WARNER, N.H. — Schools were closed but polls were open on Tuesday as the state got hit with a Town Meeting Day snowstorm for the second year in a row.
Last year, nearly 80 communities postponed their annual elections due to the snow, creating widespread confusion over who has the authority to change the voting date. While the Legislature is still working to clarify the law, the secretary of state was adamant this year that towns can’t make the call. Deputy Secretary of State David Scanlan said he knew of only one town, Washington, that decided to postpone this time.
In Warner, about a dozen voters waited in line late Tuesday morning, some picking up cookies and whoopie pies from a bake sale after dropping their ballots into a wooden box.

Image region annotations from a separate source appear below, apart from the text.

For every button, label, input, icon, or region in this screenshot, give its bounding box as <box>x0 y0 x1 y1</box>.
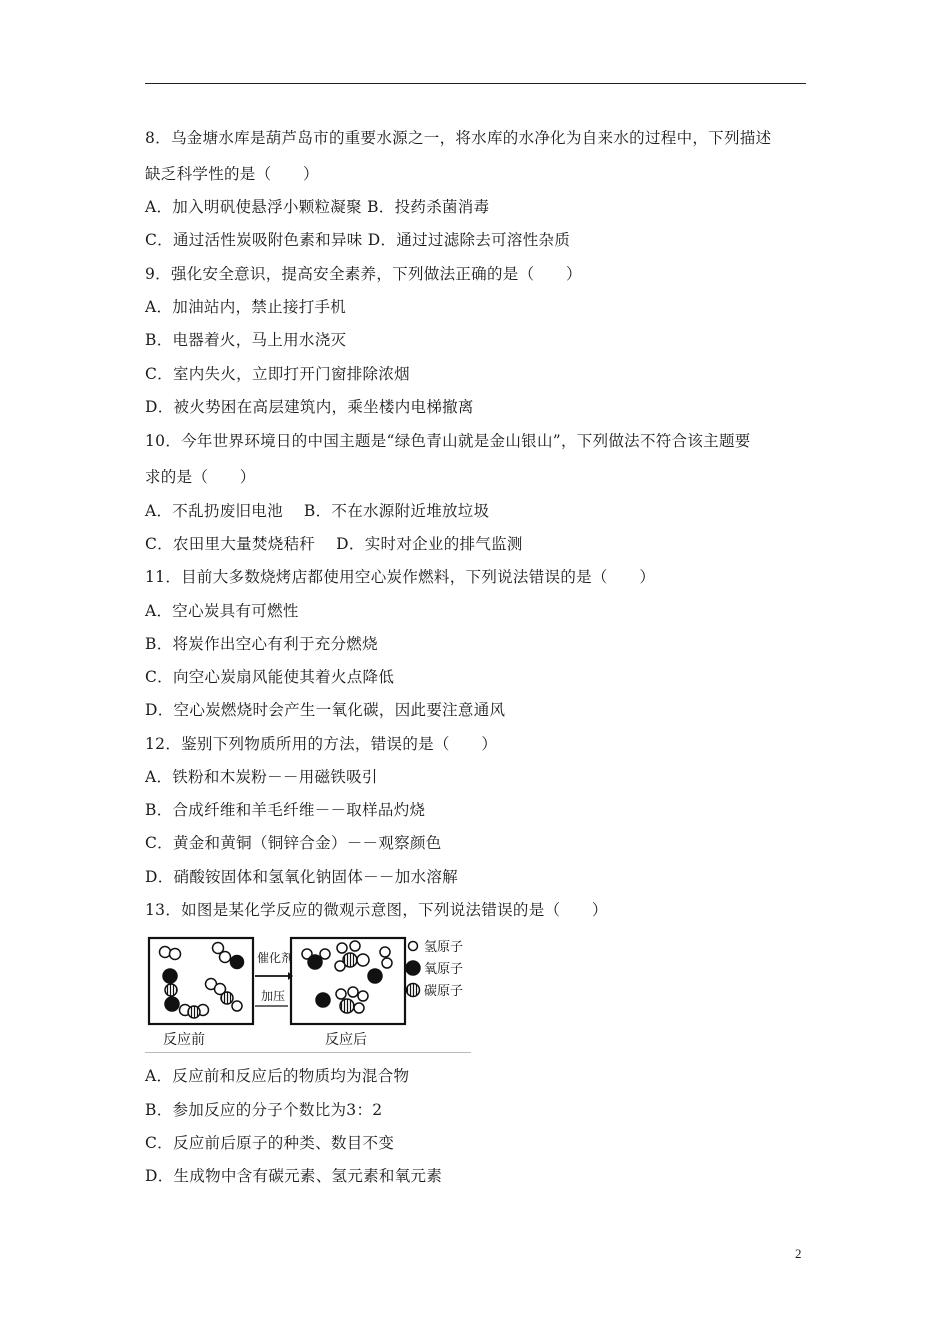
header-rule <box>145 83 806 84</box>
question-8-stem-line-1: 8．乌金塘水库是葫芦岛市的重要水源之一，将水库的水净化为自来水的过程中，下列描述 <box>145 129 772 147</box>
question-10-option-row-2: C．农田里大量焚烧秸秆 D．实时对企业的排气监测 <box>145 535 523 553</box>
question-11-option-b: B．将炭作出空心有利于充分燃烧 <box>145 635 378 653</box>
legend-carbon-label: 碳原子 <box>424 984 464 999</box>
question-9-option-a: A．加油站内，禁止接打手机 <box>145 298 347 316</box>
question-10-stem-line-2: 求的是（ ） <box>145 468 256 486</box>
question-13-option-b: B．参加反应的分子个数比为3：2 <box>145 1101 383 1119</box>
question-9-option-d: D．被火势困在高层建筑内，乘坐楼内电梯撤离 <box>145 398 474 416</box>
question-13-option-c: C．反应前后原子的种类、数目不变 <box>145 1134 395 1152</box>
question-13-stem: 13．如图是某化学反应的微观示意图，下列说法错误的是（ ） <box>145 901 608 919</box>
question-12-option-a: A．铁粉和木炭粉－－用磁铁吸引 <box>145 768 378 786</box>
question-12-option-c: C．黄金和黄铜（铜锌合金）－－观察颜色 <box>145 834 442 852</box>
question-9-option-c: C．室内失火，立即打开门窗排除浓烟 <box>145 365 410 383</box>
question-8-option-row-2: C．通过活性炭吸附色素和异味 D．通过过滤除去可溶性杂质 <box>145 231 571 249</box>
question-12-option-b: B．合成纤维和羊毛纤维－－取样品灼烧 <box>145 801 426 819</box>
carbon-atom <box>188 1006 200 1018</box>
product-molecule <box>336 987 368 1013</box>
catalyst-label: 催化剂 <box>257 951 294 965</box>
hydrogen-molecule <box>206 979 226 995</box>
question-8-stem-line-2: 缺乏科学性的是（ ） <box>145 165 319 183</box>
legend-hydrogen-label: 氢原子 <box>424 940 464 955</box>
question-11-option-c: C．向空心炭扇风能使其着火点降低 <box>145 668 395 686</box>
question-8-option-row-1: A．加入明矾使悬浮小颗粒凝聚 B．投药杀菌消毒 <box>145 198 490 216</box>
question-13-option-a: A．反应前和反应后的物质均为混合物 <box>145 1067 410 1085</box>
legend <box>406 942 420 997</box>
question-12-stem: 12．鉴别下列物质所用的方法，错误的是（ ） <box>145 735 498 753</box>
oxygen-atom <box>368 969 382 983</box>
product-molecule <box>335 941 369 971</box>
question-9-option-b: B．电器着火，马上用水浇灭 <box>145 331 347 349</box>
oxygen-atom <box>231 956 244 969</box>
reaction-diagram <box>145 932 471 1054</box>
figure-separator <box>145 1052 471 1053</box>
question-11-option-d: D．空心炭燃烧时会产生一氧化碳，因此要注意通风 <box>145 701 506 719</box>
after-label: 反应后 <box>325 1032 367 1048</box>
hydrogen-molecule <box>380 947 392 968</box>
question-10-option-row-1: A．不乱扔废旧电池 B．不在水源附近堆放垃圾 <box>145 502 490 520</box>
pressure-label: 加压 <box>261 989 286 1003</box>
carbon-atom-group <box>221 992 242 1011</box>
hydrogen-molecule <box>160 947 181 960</box>
product-molecule <box>302 949 330 969</box>
oxygen-atom <box>316 993 330 1007</box>
question-11-stem: 11．目前大多数烧烤店都使用空心炭作燃料，下列说法错误的是（ ） <box>145 568 656 586</box>
question-12-option-d: D．硝酸铵固体和氢氧化钠固体－－加水溶解 <box>145 868 458 886</box>
legend-oxygen-label: 氧原子 <box>424 962 464 977</box>
question-9-stem: 9．强化安全意识，提高安全素养，下列做法正确的是（ ） <box>145 265 582 283</box>
before-label: 反应前 <box>163 1032 205 1048</box>
question-10-stem-line-1: 10．今年世界环境日的中国主题是“绿色青山就是金山银山”，下列做法不符合该主题要 <box>145 432 751 450</box>
carbon-dioxide-molecule <box>163 969 179 1011</box>
page-number: 2 <box>795 1246 802 1261</box>
hydrogen-molecule <box>213 943 231 963</box>
question-11-option-a: A．空心炭具有可燃性 <box>145 602 299 620</box>
question-13-option-d: D．生成物中含有碳元素、氢元素和氧元素 <box>145 1167 443 1185</box>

“This year we had very explicit instructions from the secretary of state that no way could we cancel it, but it seems to be working fine,” town moderator Ray Martin said. “We’ve got a big rush now, early because the weather is forecast to be worse as the day goes on.”
After last year’s debacle, the Legislature approved a bill to ratify the results of voting in towns that delayed their elections. But lawmakers have yet to agree on a permanent fix that settles the power struggle between towns and the state.
The Senate last week passed a bill that would give the secretary of state the authority to postpone town elections if the governor has declared a state of emergency or if a town moderator requests a delay. If the secretary of state’s office doesn’t respond to a request within four hours, town officials could make the decision.
State Rep. Clyde Carson, a Democrat who was seeking re-election to Warner’s Board of Selectmen, said he thinks the scheduling decisions should be made locally.
“It’s local control, it’s a local election. And it’s also a safety issue,” he said. “We have a lot of seniors that feel uncomfortable coming out in this kind of weather, and their ability to vote is kind of pre-empted at this point.”
Ed Ordway, a candidate for selectman who was standing outside Town Hall for hours in the snow, said he agreed with going ahead with the elections despite the weather.
“I think it’s a great thing,” he said. “Those who really want to change things aren’t going to let a little bit of snow or rain stop them.”